Iranian hackers steal UK nuclear research
Highly sensitive British information stolen as university computers are breached in cyber attack
MILLIONS of documents, including sensitive research on nuclear power and cybersecurity, have been stolen from top British universities by Iranian hackers, The Daily Telegraph can reveal.
Infiltration of the elite British academic institutions, including Oxford and Cambridge, comes ahead of a new round of sanctions against Tehran due to be imposed in November.
Several Farsi language websites have the hacked papers for sale, and offer to steal others on demand. While many are anodyne, others are on topics including nuclear development, and encryption of computer files.
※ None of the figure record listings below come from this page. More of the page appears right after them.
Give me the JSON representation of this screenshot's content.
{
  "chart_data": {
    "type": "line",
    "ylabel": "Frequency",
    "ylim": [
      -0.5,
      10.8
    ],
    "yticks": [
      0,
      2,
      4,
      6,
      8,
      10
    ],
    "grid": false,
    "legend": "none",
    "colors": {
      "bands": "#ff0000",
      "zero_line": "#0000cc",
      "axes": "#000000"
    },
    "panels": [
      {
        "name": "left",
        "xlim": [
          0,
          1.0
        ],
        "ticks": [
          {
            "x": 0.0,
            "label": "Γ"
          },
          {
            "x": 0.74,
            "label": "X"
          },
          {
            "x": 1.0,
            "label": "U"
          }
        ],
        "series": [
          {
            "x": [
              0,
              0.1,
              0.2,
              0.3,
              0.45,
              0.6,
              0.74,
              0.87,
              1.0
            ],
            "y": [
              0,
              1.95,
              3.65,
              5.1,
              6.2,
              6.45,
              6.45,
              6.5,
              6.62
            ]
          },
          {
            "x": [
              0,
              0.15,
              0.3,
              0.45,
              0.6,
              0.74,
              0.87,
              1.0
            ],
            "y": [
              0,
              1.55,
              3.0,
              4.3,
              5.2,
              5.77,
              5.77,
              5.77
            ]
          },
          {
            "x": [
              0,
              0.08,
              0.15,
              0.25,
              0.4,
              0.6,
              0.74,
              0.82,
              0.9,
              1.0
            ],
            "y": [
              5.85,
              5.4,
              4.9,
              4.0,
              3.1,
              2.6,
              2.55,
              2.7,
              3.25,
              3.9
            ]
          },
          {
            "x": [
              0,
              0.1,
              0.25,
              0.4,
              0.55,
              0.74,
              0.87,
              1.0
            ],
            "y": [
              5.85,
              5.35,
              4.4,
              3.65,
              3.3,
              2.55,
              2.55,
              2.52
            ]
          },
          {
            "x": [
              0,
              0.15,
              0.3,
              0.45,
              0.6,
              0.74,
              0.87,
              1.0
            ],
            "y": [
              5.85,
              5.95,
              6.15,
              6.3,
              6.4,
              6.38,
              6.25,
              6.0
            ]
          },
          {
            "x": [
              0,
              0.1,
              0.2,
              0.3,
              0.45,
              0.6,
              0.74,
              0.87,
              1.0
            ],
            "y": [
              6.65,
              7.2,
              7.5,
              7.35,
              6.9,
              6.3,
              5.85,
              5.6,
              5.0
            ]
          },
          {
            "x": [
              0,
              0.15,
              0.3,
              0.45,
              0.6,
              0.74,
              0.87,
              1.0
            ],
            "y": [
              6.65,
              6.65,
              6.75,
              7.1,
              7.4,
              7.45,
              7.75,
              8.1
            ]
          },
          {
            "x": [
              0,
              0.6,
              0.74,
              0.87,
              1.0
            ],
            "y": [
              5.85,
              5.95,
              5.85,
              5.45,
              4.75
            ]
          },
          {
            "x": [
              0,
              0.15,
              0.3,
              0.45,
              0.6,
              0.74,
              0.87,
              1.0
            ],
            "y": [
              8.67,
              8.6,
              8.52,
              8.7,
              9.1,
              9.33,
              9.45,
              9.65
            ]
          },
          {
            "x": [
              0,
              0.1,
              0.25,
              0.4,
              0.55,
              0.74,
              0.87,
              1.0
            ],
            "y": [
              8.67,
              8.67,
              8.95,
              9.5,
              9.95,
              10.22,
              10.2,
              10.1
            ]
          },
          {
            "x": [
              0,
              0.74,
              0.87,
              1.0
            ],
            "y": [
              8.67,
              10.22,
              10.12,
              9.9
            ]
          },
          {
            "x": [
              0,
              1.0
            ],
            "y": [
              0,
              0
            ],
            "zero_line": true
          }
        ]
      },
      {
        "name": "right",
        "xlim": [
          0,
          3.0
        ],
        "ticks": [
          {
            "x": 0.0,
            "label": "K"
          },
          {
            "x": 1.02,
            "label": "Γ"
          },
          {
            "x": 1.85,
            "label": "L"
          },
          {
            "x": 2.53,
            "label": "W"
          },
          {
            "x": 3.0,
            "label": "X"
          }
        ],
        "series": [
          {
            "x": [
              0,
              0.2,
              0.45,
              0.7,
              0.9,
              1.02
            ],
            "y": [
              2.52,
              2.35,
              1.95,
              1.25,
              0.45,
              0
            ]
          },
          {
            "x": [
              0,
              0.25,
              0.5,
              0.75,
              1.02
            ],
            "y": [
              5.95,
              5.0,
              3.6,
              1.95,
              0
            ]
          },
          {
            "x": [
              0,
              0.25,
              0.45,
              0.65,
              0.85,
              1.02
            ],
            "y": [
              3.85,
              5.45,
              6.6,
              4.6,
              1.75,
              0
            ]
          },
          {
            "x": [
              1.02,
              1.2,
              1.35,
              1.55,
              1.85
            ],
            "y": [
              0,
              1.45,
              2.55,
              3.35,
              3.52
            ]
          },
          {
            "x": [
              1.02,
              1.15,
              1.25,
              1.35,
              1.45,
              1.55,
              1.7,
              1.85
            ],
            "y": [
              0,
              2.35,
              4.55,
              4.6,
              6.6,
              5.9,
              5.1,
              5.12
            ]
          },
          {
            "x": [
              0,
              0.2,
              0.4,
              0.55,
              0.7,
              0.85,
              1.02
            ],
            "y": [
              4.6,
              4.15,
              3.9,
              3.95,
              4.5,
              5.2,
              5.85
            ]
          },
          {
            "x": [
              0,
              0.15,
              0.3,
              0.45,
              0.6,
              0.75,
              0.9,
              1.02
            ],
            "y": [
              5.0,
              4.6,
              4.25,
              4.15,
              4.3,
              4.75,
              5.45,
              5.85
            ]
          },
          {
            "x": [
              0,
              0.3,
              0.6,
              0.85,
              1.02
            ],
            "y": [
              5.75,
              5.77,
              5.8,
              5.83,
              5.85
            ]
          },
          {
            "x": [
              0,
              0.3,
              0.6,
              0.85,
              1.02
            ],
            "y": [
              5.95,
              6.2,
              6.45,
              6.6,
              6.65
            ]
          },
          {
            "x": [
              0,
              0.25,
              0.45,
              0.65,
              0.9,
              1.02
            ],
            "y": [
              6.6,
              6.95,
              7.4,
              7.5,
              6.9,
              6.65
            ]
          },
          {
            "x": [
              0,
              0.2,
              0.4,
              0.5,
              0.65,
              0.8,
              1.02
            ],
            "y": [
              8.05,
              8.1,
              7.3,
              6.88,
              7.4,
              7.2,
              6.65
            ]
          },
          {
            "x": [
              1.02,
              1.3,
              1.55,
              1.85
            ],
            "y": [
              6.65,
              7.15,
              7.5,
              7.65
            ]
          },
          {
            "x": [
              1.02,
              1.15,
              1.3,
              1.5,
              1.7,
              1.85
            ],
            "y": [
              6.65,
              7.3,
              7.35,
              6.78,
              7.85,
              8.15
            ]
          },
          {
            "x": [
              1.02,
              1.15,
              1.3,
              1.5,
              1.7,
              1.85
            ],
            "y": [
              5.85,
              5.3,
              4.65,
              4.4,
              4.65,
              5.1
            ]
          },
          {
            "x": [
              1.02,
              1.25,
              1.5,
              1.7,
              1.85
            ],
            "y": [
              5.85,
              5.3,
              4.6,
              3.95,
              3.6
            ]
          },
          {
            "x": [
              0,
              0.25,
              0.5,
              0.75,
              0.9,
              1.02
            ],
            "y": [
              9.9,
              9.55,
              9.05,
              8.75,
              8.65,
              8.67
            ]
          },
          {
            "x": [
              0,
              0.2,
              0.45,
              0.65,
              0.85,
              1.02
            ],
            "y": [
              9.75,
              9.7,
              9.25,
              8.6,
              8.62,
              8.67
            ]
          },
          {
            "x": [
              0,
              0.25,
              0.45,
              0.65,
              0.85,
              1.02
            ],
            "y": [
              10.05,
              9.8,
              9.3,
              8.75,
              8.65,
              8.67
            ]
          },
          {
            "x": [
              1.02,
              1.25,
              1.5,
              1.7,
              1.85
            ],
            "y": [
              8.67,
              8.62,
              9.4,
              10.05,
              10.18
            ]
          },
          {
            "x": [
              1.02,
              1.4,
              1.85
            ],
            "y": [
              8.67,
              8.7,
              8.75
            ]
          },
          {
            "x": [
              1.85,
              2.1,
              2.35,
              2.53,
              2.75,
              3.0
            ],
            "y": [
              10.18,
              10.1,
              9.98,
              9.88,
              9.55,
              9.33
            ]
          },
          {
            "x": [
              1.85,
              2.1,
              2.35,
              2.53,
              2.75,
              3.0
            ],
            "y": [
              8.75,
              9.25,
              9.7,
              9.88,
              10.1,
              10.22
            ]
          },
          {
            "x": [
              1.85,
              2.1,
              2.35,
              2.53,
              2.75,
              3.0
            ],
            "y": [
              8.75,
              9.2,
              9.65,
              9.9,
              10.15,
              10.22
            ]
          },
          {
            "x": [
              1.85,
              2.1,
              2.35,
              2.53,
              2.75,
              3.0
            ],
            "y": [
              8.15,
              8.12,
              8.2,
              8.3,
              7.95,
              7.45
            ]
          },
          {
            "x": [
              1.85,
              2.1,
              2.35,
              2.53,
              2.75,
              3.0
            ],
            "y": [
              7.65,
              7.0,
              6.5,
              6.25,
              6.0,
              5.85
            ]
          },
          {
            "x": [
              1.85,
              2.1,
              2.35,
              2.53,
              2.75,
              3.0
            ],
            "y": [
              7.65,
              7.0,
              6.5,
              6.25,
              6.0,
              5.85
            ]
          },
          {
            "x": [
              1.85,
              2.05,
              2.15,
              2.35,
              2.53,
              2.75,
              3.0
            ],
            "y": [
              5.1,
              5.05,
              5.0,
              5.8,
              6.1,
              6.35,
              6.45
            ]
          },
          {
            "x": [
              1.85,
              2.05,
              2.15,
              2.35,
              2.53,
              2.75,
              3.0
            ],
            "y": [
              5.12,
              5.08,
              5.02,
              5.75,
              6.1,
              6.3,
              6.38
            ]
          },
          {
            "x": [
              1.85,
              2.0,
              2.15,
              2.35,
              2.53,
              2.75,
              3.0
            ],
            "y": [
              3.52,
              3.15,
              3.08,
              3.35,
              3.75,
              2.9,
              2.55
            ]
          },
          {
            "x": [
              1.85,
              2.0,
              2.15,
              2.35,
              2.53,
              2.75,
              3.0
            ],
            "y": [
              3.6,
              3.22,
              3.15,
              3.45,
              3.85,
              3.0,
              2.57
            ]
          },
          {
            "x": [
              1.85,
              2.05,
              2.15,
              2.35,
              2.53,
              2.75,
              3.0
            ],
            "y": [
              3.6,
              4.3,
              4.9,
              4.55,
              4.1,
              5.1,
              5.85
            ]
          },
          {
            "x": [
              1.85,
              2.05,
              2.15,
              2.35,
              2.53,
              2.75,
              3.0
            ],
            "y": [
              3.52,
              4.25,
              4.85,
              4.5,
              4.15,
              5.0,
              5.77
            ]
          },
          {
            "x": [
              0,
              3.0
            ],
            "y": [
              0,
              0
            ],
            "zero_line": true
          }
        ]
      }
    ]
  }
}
The hack, which provides a backdoor to Western research, risks sparking deep displeasure in Washington, as Donald Trump’s administration seeks to isolate the regime in Tehran.
Last week, a State Department official warned companies in Europe to comply with the new sanctions or face retaliation from the US. Yet the security breach means Britain’s top universities are effectively already being used to circumvent the blockade, which bans the sale of academic papers to Iran.
Alistair Fenemore, the chief information security officer of Edinburgh University, which is among those to have had research papers stolen and sold online, confirmed that hackers had targeted the university, which is upgrading its computer network.
Mr Fenemore said that hackers had attempted to steal passwords by setting up fake login pages to trick staff and students into disclosing their details.
“Universities should be worrying about it,” said Dave Palmer, a former MI5 and GCHQ officer now at the cybersecurity company Darktrace. “If you’re doing stuff like working on the next helmet-mounted display for the fighter aircraft of the future, that is clearly of interest to adversarial states.”
The hack comes six months after the US Department of Justice revealed that Iranian hackers were targeting universities around the world.
To purchase the stolen papers, sometimes for as little as £2, customers in Iran send an encrypted message to a phone number using Whatsapp or Telegram. They are told to give the title of the paper they want, pay via a bank transfer and wait for a copy of the stolen paper to be sent by email.
Comments on the sites, written in Farsi, include requests for papers from academic databases. One person sought a paper on managing power plants “as soon as possible”. Another asked for the latest BMI Research report into business risk in Iran, which normally sells for more than £900.
The Iranian hack comes as Britain’s government-funded technology consultancy for higher education reveals that universities are blasé about the dangers posed by such hacking.
Of 114 UK universities and colleges surveyed by Jisc (formerly the Joint Information Systems Committee) only one said it was concerned about “nation state” attacks. Jens Monrad, from cybersecurity company Fireeye, said: “They are not addressing the threat landscape they face realistically.”
A spokesman for the National Cyber Security Centre (NCSC) said: “NCSC experts work closely with the academic sector to protect education establishments from cyber threats.”